Bild: Hier wohnt vermutlich die „überflüssige Bevölkerung“.
Die Berichterstattung über den Wahlkampf in den USA beschäftigt sich meist
mit theatralischen und rhetorischen Aspekten. Gelegentlich aber, eher
zufällig, fast beiläufig, wird etwas Wesentliches sichtbar, das einen
schaudern lässt. So auch letzte Woche, als wir dank der Recherche der
Zeitschrift Mother Jones erfuhren, was Mitt Romney bei einem
Wahlkampfdinner hinter verschlossenen Türen, quasi ohne Maulkorb, so von
sich gibt.
Tagein, tagaus verkündet er, wie jeder Kandidat, dass er allen Amerikanern
helfen möchte. Ihr Wohl liege ihm am Herzen, eine wachsende Zahl Menschen
sei in den letzten vier Jahren arm geworden und von Lebensmittelmarken
abhängig (inzwischen 47 Millionen, etwa ein Sechstel der Bevölkerung).
Meist schließt der gläubige Mormone mit dem Satz: „This is a campaign about
helping people who need help.“
In Florida aber, vor extrem vermögenden Anhängern, [1][äußerte sich Romney
dezidiert anders]: 47 Prozent der Bevölkerung seien Parasiten, die vom
Staat abhingen, keine Steuern zahlten, Ansprüche stellten und sich zudem
noch als Opfer des Systems begriffen. Seine Stimme triefte vor Verachtung.
## Romneys Augenwischerei
Kaum wurde dieser ehrliche Ausrutscher öffentlich, erklärte Romney in einer
eilends einberufenen Pressekonferenz mit zuckriger Stimme, er wolle für all
diese Menschen Jobs schaffen, die ihnen ein würdigeres Leben ermöglichten.
Das ist allerdings lediglich Augenwischerei.
Als international erfolgreicher Geschäftemacher weiß er, dass es angesichts
fortschreitender Globalisierung und Automatisierung unmöglich sein wird,
für den allergrößten Teil dieser Menschen Arbeit zu schaffen (der von ihm
gegründete Bain Capital Equity Fund schließt dieser Tage den profitablen
Automobilzulieferer Sensada in Freeport, Illinois, um die Produktion nach
China zu verlegen).
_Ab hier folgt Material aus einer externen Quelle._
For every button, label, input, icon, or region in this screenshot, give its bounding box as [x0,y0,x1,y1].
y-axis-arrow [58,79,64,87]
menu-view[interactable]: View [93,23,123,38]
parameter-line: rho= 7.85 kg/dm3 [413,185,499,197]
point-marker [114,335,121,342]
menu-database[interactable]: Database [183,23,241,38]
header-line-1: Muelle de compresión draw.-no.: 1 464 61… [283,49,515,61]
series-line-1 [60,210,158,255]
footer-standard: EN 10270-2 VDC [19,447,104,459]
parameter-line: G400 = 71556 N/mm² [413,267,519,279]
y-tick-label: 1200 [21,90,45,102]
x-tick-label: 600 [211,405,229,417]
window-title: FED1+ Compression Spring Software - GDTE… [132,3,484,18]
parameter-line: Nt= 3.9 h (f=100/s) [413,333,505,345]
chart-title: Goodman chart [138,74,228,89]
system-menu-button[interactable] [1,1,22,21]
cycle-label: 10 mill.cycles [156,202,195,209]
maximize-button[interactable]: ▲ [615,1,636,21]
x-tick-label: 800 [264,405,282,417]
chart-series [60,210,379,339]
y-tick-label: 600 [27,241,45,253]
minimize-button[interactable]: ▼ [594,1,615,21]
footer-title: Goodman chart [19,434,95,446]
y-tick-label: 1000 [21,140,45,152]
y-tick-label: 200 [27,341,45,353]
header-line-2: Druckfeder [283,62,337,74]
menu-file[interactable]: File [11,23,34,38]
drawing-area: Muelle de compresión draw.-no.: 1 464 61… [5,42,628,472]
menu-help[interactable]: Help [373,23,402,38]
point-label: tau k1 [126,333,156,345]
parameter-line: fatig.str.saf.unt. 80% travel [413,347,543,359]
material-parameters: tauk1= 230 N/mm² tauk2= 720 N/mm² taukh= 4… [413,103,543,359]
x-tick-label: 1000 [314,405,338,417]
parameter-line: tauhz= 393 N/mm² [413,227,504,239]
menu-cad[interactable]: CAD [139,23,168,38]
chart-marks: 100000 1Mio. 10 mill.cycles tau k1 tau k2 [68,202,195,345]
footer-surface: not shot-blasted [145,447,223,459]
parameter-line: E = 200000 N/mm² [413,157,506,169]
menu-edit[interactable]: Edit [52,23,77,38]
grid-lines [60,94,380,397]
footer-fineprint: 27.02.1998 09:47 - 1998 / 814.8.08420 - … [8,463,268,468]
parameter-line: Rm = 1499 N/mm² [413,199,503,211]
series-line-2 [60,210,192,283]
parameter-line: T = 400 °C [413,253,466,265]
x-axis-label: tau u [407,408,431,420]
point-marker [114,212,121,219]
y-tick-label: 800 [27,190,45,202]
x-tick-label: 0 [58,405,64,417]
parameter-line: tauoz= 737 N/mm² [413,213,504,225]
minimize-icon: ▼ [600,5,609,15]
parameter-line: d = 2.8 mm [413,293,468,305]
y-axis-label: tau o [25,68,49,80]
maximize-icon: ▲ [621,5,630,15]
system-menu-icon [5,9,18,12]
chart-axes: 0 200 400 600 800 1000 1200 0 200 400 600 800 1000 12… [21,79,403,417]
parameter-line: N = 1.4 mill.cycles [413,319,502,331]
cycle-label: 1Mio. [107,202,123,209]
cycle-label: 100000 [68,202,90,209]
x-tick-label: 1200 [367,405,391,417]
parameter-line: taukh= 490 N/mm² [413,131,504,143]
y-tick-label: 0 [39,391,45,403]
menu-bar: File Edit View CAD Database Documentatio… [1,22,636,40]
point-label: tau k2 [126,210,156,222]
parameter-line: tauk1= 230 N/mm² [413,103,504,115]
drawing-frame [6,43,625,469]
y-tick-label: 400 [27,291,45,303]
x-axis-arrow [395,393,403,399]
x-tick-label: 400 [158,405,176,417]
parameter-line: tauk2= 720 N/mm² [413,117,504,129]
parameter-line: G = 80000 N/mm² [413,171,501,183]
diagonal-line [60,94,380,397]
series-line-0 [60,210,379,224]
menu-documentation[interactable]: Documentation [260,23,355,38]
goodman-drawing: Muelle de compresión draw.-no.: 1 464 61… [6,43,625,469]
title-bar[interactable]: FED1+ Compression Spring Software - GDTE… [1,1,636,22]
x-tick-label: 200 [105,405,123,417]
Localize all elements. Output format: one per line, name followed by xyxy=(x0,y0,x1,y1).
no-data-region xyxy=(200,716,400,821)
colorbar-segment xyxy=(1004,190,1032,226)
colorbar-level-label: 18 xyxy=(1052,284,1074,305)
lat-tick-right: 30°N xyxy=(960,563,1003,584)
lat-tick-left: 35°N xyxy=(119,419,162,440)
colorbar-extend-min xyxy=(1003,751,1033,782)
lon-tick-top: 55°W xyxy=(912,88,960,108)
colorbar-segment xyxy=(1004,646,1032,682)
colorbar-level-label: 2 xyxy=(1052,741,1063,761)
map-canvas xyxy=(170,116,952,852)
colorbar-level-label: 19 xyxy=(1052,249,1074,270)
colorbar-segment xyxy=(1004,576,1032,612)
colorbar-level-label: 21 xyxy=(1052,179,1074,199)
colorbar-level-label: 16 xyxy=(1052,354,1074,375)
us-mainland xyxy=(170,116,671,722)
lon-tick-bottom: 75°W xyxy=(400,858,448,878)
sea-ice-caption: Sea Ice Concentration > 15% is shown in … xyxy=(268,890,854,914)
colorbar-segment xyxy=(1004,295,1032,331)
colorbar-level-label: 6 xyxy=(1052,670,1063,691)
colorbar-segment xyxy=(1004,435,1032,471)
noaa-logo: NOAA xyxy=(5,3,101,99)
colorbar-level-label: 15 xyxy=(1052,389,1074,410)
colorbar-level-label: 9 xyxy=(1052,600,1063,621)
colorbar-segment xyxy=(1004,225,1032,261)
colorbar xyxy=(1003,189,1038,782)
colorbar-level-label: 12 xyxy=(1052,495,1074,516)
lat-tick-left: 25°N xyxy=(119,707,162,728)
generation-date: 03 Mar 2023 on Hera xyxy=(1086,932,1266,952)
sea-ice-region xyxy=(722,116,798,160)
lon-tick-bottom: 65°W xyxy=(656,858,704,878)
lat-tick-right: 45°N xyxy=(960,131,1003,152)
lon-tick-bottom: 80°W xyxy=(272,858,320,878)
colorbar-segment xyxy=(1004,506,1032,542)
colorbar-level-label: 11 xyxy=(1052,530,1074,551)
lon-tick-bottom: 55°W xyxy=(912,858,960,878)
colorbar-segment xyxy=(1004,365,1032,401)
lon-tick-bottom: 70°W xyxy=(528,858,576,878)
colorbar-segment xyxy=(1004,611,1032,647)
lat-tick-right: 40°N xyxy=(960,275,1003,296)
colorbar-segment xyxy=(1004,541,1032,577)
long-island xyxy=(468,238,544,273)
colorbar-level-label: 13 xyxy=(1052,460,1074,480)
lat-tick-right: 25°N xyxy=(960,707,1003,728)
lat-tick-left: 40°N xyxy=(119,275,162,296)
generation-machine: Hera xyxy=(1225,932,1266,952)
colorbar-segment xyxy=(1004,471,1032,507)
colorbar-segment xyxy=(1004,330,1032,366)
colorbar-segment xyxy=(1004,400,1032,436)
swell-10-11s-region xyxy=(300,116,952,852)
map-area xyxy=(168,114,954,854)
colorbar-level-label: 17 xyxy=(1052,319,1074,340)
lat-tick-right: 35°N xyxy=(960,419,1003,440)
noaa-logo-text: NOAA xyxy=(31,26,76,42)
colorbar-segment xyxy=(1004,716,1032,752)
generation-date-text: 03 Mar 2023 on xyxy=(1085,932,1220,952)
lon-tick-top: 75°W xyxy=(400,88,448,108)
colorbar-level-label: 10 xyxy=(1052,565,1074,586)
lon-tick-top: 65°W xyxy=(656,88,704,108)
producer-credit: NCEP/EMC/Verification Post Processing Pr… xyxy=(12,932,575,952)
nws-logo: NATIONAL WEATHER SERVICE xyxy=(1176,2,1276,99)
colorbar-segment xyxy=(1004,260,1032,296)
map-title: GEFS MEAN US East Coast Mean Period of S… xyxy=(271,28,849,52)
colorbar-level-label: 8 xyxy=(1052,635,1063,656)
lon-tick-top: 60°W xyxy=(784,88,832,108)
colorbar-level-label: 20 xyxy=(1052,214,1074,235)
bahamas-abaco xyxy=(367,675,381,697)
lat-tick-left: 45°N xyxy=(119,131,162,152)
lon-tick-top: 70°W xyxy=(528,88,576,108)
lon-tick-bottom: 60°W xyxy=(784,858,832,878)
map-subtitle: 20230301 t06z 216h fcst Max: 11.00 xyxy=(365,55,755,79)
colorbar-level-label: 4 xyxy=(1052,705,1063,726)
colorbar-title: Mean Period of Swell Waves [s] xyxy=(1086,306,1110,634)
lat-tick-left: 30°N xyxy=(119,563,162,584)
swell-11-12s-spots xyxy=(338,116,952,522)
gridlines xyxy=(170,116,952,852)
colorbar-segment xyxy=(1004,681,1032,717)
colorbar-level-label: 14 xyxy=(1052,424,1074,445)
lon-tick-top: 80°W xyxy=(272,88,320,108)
Mit anderen Worten: diese Menschen sind überflüssig.
Einige Tage später sprach ich mit einer Investmentbankerin, die mich
süffisant fragte, wie ich denn meine sozialen und ökologischen
Überzeugungen mit der Tatsache in Einklang bringe, dass es zu viele
Menschen auf der Erde gebe. In Kreisen der sogenannten Elite wird seit
einiger Zeit ein posthumanitärer Mischmasch aus neomalthusianischen und
neoliberalen Positionen zusammengerührt.
Schon 1996 erklärte CNN-Gründer Ted Turner der Zeitschrift Audubon: „Eine
Bevölkerung weltweit von 250 bis 300 Millionen Menschen, ein Rückgang um 95
Prozent, wäre ideal.“ Im Alter gnädiger geworden, bekannte er sich 2008
beim Philadelphia World Affairs Council zu dem Ziel, die Weltbevölkerung
auf 2 Milliarden zu verringern. Sein Freund John Malone, der ihn 2011 als
größter privater Landbesitzer der USA ablöste, raunte neulich: „Ich bin
eher geneigt zuzugeben, dass der Mensch nicht verschwinden wird.“
Auch Bill Gates propagiert eine drastische Reduktion der Bevölkerungszahl.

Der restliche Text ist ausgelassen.